No novo episódio do podcast Direito e Economia, eles discutem o artigo “How a Nation Was Born, Brazilian Economic Growth 1574–1920”, escrito por Nuno em coautoria com Guilherme Lambais. O estudo reconstrói a trajetória do PIB per capita brasileiro desde o período colonial até a república e revela que no início da colonização, os brasileiros chegaram a ter renda média comparável à de países europeus. Esse cenário mudou drasticamente em meados do século XVII, quando o país entrou em uma longa trajetória de empobrecimento, revertida apenas em meados do século XIX.
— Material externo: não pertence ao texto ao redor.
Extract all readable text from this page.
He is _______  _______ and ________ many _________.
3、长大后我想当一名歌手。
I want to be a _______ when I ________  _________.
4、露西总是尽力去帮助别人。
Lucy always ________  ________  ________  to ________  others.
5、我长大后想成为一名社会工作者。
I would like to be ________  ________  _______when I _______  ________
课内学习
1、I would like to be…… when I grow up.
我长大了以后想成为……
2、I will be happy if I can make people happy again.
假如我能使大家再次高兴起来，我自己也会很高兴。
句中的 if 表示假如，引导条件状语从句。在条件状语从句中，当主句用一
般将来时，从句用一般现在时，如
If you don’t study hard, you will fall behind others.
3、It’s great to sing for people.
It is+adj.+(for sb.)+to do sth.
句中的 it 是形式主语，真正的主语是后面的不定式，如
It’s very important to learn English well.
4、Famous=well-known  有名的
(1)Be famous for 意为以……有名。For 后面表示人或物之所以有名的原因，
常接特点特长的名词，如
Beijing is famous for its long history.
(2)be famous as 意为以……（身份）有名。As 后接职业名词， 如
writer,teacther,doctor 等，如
Os autores apontam a escravidão como o motor central dessa história. O sistema escravista gerou uma armadilha estrutural de salários baixos, tecnologia atrasada e desenvolvimento limitado, empobrecendo tanto os escravizados quanto os trabalhadores livres e desestimulando a adoção de processos produtivos mais eficientes. Sob essa perspectiva, a abolição não foi apenas uma conquista humanitária, mas também uma medida economicamente racional.
Ao longo da entrevista, Nuno traça paralelos entre sua pesquisa e os trabalhos de Celso Furtado e Nathaniel Leff, além de levantar questões sobre a persistência, até os dias de hoje, das instituições extrativas descritas por Daron Acemoglu e James Robinson. A conversa avança ainda por outras frentes de estudo essenciais para compreender a formação das instituições econômicas brasileiras.